На одной руке Сонька держала вечно орущую Аську, а другой помешивала ложкой в кастрюле борщ. Жабка кушала по часам.
Если Сонька просила почитать Аське книжку – хотя бы полчаса, чтобы успеть что-то по дому, через десять минут Жабка визжала, чтобы Сонька Аську забирала. А однажды, когда Сонька выскочила на двадцать минут в магазин и оставила внучку бабушке, придя домой, застала такую картину – свекровь, открыв рот, в голос храпела, а Аська сидела на полу и запихивала в рот пуговицы из коробки с рукоделием. Сонька успела выгрести из дочкиного рта все пуговицы. Счастье, что Аська не успела их проглотить и не нажралась иголок.
Митя все понимал. Соньке сочувствовал. Пытался говорить с матерью о размене квартиры. Жабка закатывала глаза и начинала хватать ртом воздух. Дело кончалось, как всегда, вызовом «Скорой».
Митя сказал, что больше этих разговоров он вести не будет. Мать есть мать. Какая бы она ни была.
Однажды Жабка расщедрилась и объявила, что она «дарит детям» машину и гараж. Митя пошел в школу ДОСААФ учиться на права. Курсы были трехмесячные. Когда он сдал экзамен, они с Сонькой поехали в гараж забирать машину. Чтобы начинать ее осваивать. Мечтали о поездке на море – в Прибалтику или в Крым. Остановились на Коктебеле. Сонька там проводила все детство и знала и любила эти края.
От метро они почти бежали, хотелось поскорее опробовать старенькую «Волгу», на которой ездил еще Митин отец.
Сторож гаража посмотрел Митин паспорт и очень удивился, что Митя, собственно, не в курсе. И гараж, и машина были проданы два месяца назад. По доверенности от владелицы – Нонны Васильевны Корешковой.
Сонька впервые увидела, как Митя расплакался. В тот же день они стали собирать вещи.
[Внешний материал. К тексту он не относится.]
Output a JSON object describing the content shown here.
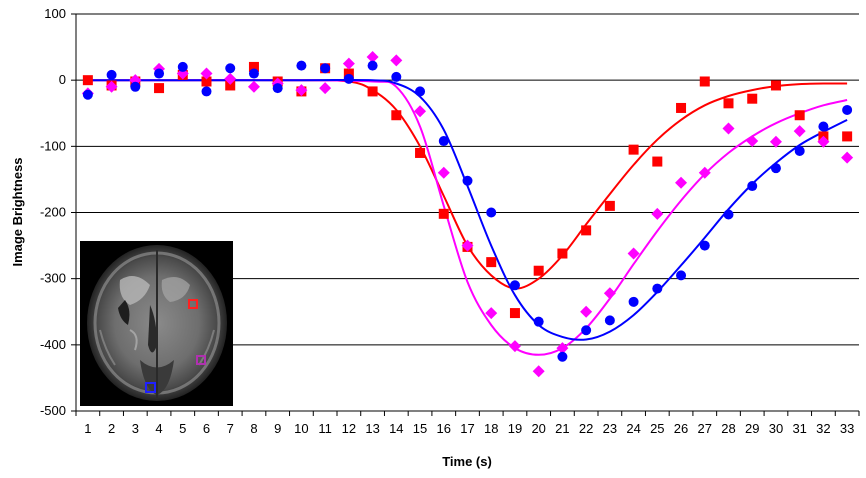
{
  "chart_data": {
    "type": "scatter",
    "title": "",
    "xlabel": "Time (s)",
    "ylabel": "Image Brightness",
    "xlim": [
      1,
      33
    ],
    "ylim": [
      -500,
      100
    ],
    "x_ticks": [
      1,
      2,
      3,
      4,
      5,
      6,
      7,
      8,
      9,
      10,
      11,
      12,
      13,
      14,
      15,
      16,
      17,
      18,
      19,
      20,
      21,
      22,
      23,
      24,
      25,
      26,
      27,
      28,
      29,
      30,
      31,
      32,
      33
    ],
    "y_ticks": [
      100,
      0,
      -100,
      -200,
      -300,
      -400,
      -500
    ],
    "grid": "horizontal",
    "legend": "none",
    "inset": "brain MRI slice with red, purple and blue square markers",
    "series": [
      {
        "color": "#ff0000",
        "marker": "square",
        "x": [
          1,
          2,
          3,
          4,
          5,
          6,
          7,
          8,
          9,
          10,
          11,
          12,
          13,
          14,
          15,
          16,
          17,
          18,
          19,
          20,
          21,
          22,
          23,
          24,
          25,
          26,
          27,
          28,
          29,
          30,
          31,
          32,
          33
        ],
        "values": [
          0,
          -8,
          -2,
          -12,
          8,
          -2,
          -8,
          20,
          -2,
          -17,
          18,
          10,
          -17,
          -53,
          -110,
          -202,
          -252,
          -275,
          -352,
          -288,
          -262,
          -227,
          -190,
          -105,
          -123,
          -42,
          -2,
          -35,
          -28,
          -8,
          -53,
          -85,
          -85
        ],
        "fit_x": [
          1,
          5,
          10,
          12,
          13,
          14,
          15,
          16,
          17,
          18,
          19,
          20,
          21,
          22,
          23,
          24,
          25,
          26,
          27,
          28,
          29,
          30,
          31,
          32,
          33
        ],
        "fit_values": [
          0,
          0,
          0,
          -2,
          -15,
          -45,
          -100,
          -175,
          -250,
          -295,
          -315,
          -300,
          -265,
          -218,
          -172,
          -128,
          -90,
          -60,
          -38,
          -24,
          -15,
          -9,
          -6,
          -5,
          -5
        ]
      },
      {
        "color": "#ff00ff",
        "marker": "diamond",
        "x": [
          1,
          2,
          3,
          4,
          5,
          6,
          7,
          8,
          9,
          10,
          11,
          12,
          13,
          14,
          15,
          16,
          17,
          18,
          19,
          20,
          21,
          22,
          23,
          24,
          25,
          26,
          27,
          28,
          29,
          30,
          31,
          32,
          33
        ],
        "values": [
          -20,
          -10,
          0,
          17,
          10,
          10,
          2,
          -10,
          -5,
          -15,
          -12,
          25,
          35,
          30,
          -47,
          -140,
          -250,
          -352,
          -402,
          -440,
          -405,
          -350,
          -322,
          -262,
          -202,
          -155,
          -140,
          -73,
          -92,
          -93,
          -77,
          -93,
          -117
        ],
        "fit_x": [
          1,
          5,
          10,
          13,
          14,
          15,
          16,
          17,
          18,
          19,
          20,
          21,
          22,
          23,
          24,
          25,
          26,
          27,
          28,
          29,
          30,
          31,
          32,
          33
        ],
        "fit_values": [
          0,
          0,
          0,
          -2,
          -10,
          -70,
          -190,
          -305,
          -370,
          -405,
          -415,
          -405,
          -375,
          -330,
          -278,
          -228,
          -182,
          -142,
          -110,
          -85,
          -65,
          -50,
          -38,
          -30
        ]
      },
      {
        "color": "#0000ff",
        "marker": "circle",
        "x": [
          1,
          2,
          3,
          4,
          5,
          6,
          7,
          8,
          9,
          10,
          11,
          12,
          13,
          14,
          15,
          16,
          17,
          18,
          19,
          20,
          21,
          22,
          23,
          24,
          25,
          26,
          27,
          28,
          29,
          30,
          31,
          32,
          33
        ],
        "values": [
          -22,
          8,
          -10,
          10,
          20,
          -17,
          18,
          10,
          -12,
          22,
          18,
          2,
          22,
          5,
          -17,
          -92,
          -152,
          -200,
          -310,
          -365,
          -418,
          -378,
          -363,
          -335,
          -315,
          -295,
          -250,
          -203,
          -160,
          -133,
          -107,
          -70,
          -45
        ],
        "fit_x": [
          1,
          5,
          10,
          13,
          14,
          15,
          16,
          17,
          18,
          19,
          20,
          21,
          22,
          23,
          24,
          25,
          26,
          27,
          28,
          29,
          30,
          31,
          32,
          33
        ],
        "fit_values": [
          0,
          0,
          0,
          0,
          -5,
          -25,
          -75,
          -160,
          -250,
          -325,
          -370,
          -388,
          -392,
          -380,
          -355,
          -320,
          -280,
          -238,
          -195,
          -157,
          -125,
          -98,
          -78,
          -60
        ]
      }
    ]
  },
  "inset_markers": [
    {
      "color": "#ff2020",
      "name": "red-roi"
    },
    {
      "color": "#b030b0",
      "name": "purple-roi"
    },
    {
      "color": "#2020ff",
      "name": "blue-roi"
    }
  ]
}
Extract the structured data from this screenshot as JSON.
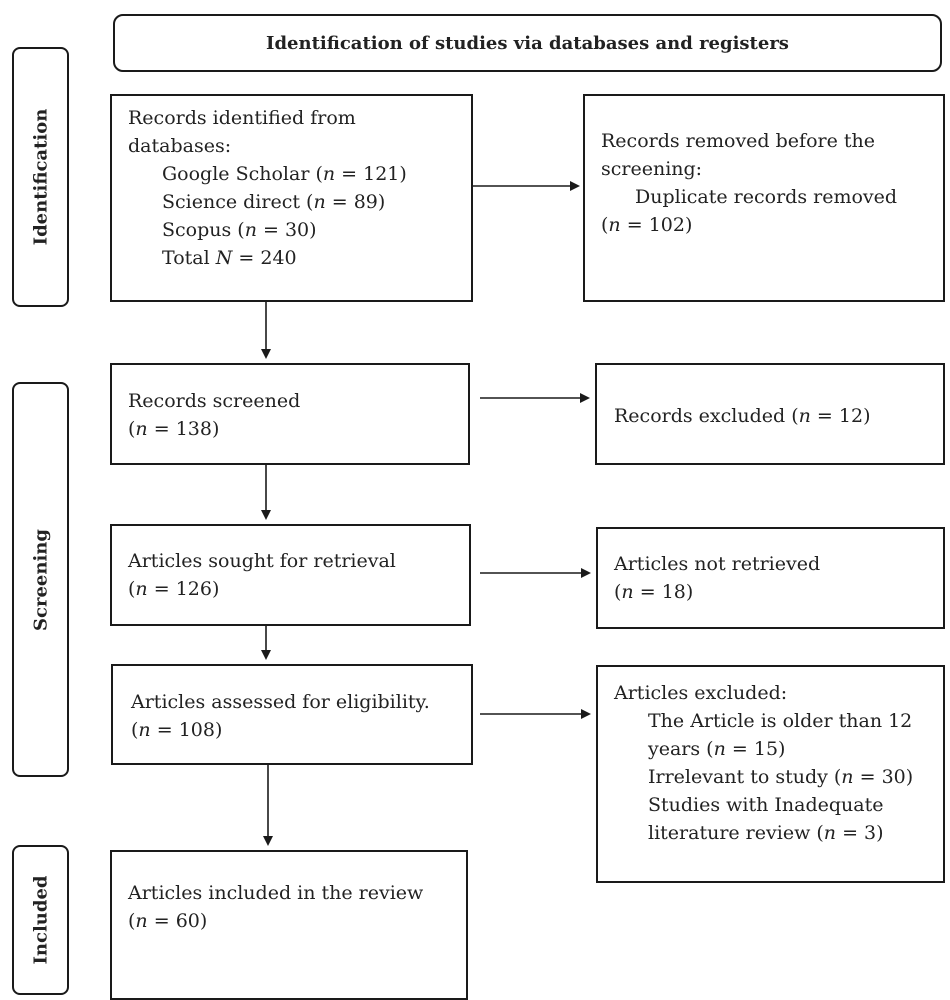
{
  "header": "Identification of studies via databases and registers",
  "phases": {
    "identification": "Identification",
    "screening": "Screening",
    "included": "Included"
  },
  "identified": {
    "line1": "Records identified from",
    "line2": "databases:",
    "sources": [
      {
        "name": "Google Scholar",
        "n": "121"
      },
      {
        "name": "Science direct",
        "n": "89"
      },
      {
        "name": "Scopus",
        "n": "30"
      }
    ],
    "total_label": "Total",
    "total_var": "N",
    "total_value": "240"
  },
  "removed": {
    "line1": "Records removed before the",
    "line2": "screening:",
    "line3": "Duplicate records removed",
    "n": "102"
  },
  "screened": {
    "label": "Records screened",
    "n": "138"
  },
  "excluded": {
    "label": "Records excluded",
    "n": "12"
  },
  "sought": {
    "label": "Articles sought for retrieval",
    "n": "126"
  },
  "not_retrieved": {
    "label": "Articles not retrieved",
    "n": "18"
  },
  "assessed": {
    "label": "Articles assessed for eligibility.",
    "n": "108"
  },
  "articles_excluded": {
    "title": "Articles excluded:",
    "r1a": "The Article is older than 12",
    "r1b": "years",
    "r1n": "15",
    "r2": "Irrelevant to study",
    "r2n": "30",
    "r3a": "Studies with Inadequate",
    "r3b": "literature review",
    "r3n": "3"
  },
  "included": {
    "label": "Articles included in the review",
    "n": "60"
  },
  "n_symbol": "n",
  "eq": "="
}
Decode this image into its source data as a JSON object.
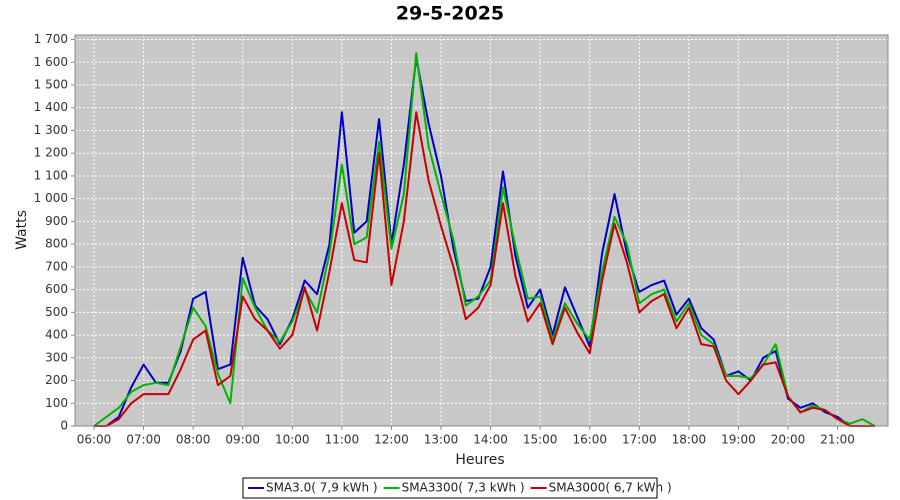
{
  "chart_data": {
    "type": "line",
    "title": "29-5-2025",
    "x_label": "Heures",
    "y_label": "Watts",
    "x": [
      "06:00",
      "06:15",
      "06:30",
      "06:45",
      "07:00",
      "07:15",
      "07:30",
      "07:45",
      "08:00",
      "08:15",
      "08:30",
      "08:45",
      "09:00",
      "09:15",
      "09:30",
      "09:45",
      "10:00",
      "10:15",
      "10:30",
      "10:45",
      "11:00",
      "11:15",
      "11:30",
      "11:45",
      "12:00",
      "12:15",
      "12:30",
      "12:45",
      "13:00",
      "13:15",
      "13:30",
      "13:45",
      "14:00",
      "14:15",
      "14:30",
      "14:45",
      "15:00",
      "15:15",
      "15:30",
      "15:45",
      "16:00",
      "16:15",
      "16:30",
      "16:45",
      "17:00",
      "17:15",
      "17:30",
      "17:45",
      "18:00",
      "18:15",
      "18:30",
      "18:45",
      "19:00",
      "19:15",
      "19:30",
      "19:45",
      "20:00",
      "20:15",
      "20:30",
      "20:45",
      "21:00",
      "21:15",
      "21:30",
      "21:45"
    ],
    "series": [
      {
        "name": "SMA3.0( 7,9 kWh )",
        "color": "#0000c8",
        "values": [
          0,
          0,
          40,
          170,
          270,
          190,
          190,
          330,
          560,
          590,
          250,
          270,
          740,
          530,
          470,
          360,
          470,
          640,
          580,
          800,
          1380,
          850,
          900,
          1350,
          800,
          1150,
          1620,
          1330,
          1100,
          780,
          550,
          560,
          700,
          1120,
          750,
          520,
          600,
          400,
          610,
          480,
          350,
          760,
          1020,
          760,
          590,
          620,
          640,
          490,
          560,
          430,
          380,
          220,
          240,
          200,
          300,
          330,
          120,
          80,
          100,
          60,
          40,
          0,
          0,
          0
        ]
      },
      {
        "name": "SMA3300( 7,3 kWh )",
        "color": "#00b400",
        "values": [
          0,
          40,
          80,
          150,
          180,
          190,
          180,
          350,
          520,
          440,
          230,
          100,
          650,
          520,
          420,
          370,
          460,
          600,
          500,
          760,
          1150,
          800,
          830,
          1250,
          780,
          1020,
          1640,
          1230,
          1020,
          820,
          530,
          570,
          640,
          1050,
          790,
          560,
          570,
          380,
          540,
          450,
          380,
          680,
          920,
          800,
          540,
          580,
          600,
          460,
          540,
          400,
          360,
          220,
          220,
          210,
          270,
          360,
          130,
          60,
          90,
          70,
          30,
          10,
          30,
          0
        ]
      },
      {
        "name": "SMA3000( 6,7 kWh )",
        "color": "#c80000",
        "values": [
          0,
          0,
          30,
          100,
          140,
          140,
          140,
          250,
          380,
          420,
          180,
          220,
          570,
          470,
          420,
          340,
          400,
          610,
          420,
          680,
          980,
          730,
          720,
          1200,
          620,
          900,
          1380,
          1080,
          880,
          700,
          470,
          520,
          620,
          980,
          660,
          460,
          540,
          360,
          520,
          410,
          320,
          640,
          890,
          720,
          500,
          550,
          580,
          430,
          520,
          360,
          350,
          200,
          140,
          200,
          270,
          280,
          130,
          60,
          80,
          70,
          30,
          0,
          0,
          0
        ]
      }
    ],
    "xlim": [
      "05:37",
      "22:01"
    ],
    "xticks": [
      "06:00",
      "07:00",
      "08:00",
      "09:00",
      "10:00",
      "11:00",
      "12:00",
      "13:00",
      "14:00",
      "15:00",
      "16:00",
      "17:00",
      "18:00",
      "19:00",
      "20:00",
      "21:00"
    ],
    "ylim": [
      0,
      1720
    ],
    "yticks": [
      0,
      100,
      200,
      300,
      400,
      500,
      600,
      700,
      800,
      900,
      {
        "value": 1000,
        "label": "1 000"
      },
      {
        "value": 1100,
        "label": "1 100"
      },
      {
        "value": 1200,
        "label": "1 200"
      },
      {
        "value": 1300,
        "label": "1 300"
      },
      {
        "value": 1400,
        "label": "1 400"
      },
      {
        "value": 1500,
        "label": "1 500"
      },
      {
        "value": 1600,
        "label": "1 600"
      },
      {
        "value": 1700,
        "label": "1 700"
      }
    ],
    "grid": true
  }
}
Жабка бросалась на дверь и пищала, что сразу после их отъезда она умрет от разрыва сердца.
– Ради бога! – ответил Митя.
Жабка сползла по стене на пол.
Нет, она, конечно, мечтала о том, что детишки подхватятся и съедут. И она опять самозабвенно и с упоением будет намывать хрусталь и пылесосить искусственные цветочные лианы.
Но она хотела все же расстаться по-хорошему. Отношений не разрывать. Понимала, что никого на свете у нее больше нет и никому она не нужна. Ну и сына, наверное, любила, не без этого. Хотя странная, на мой взгляд, любовь.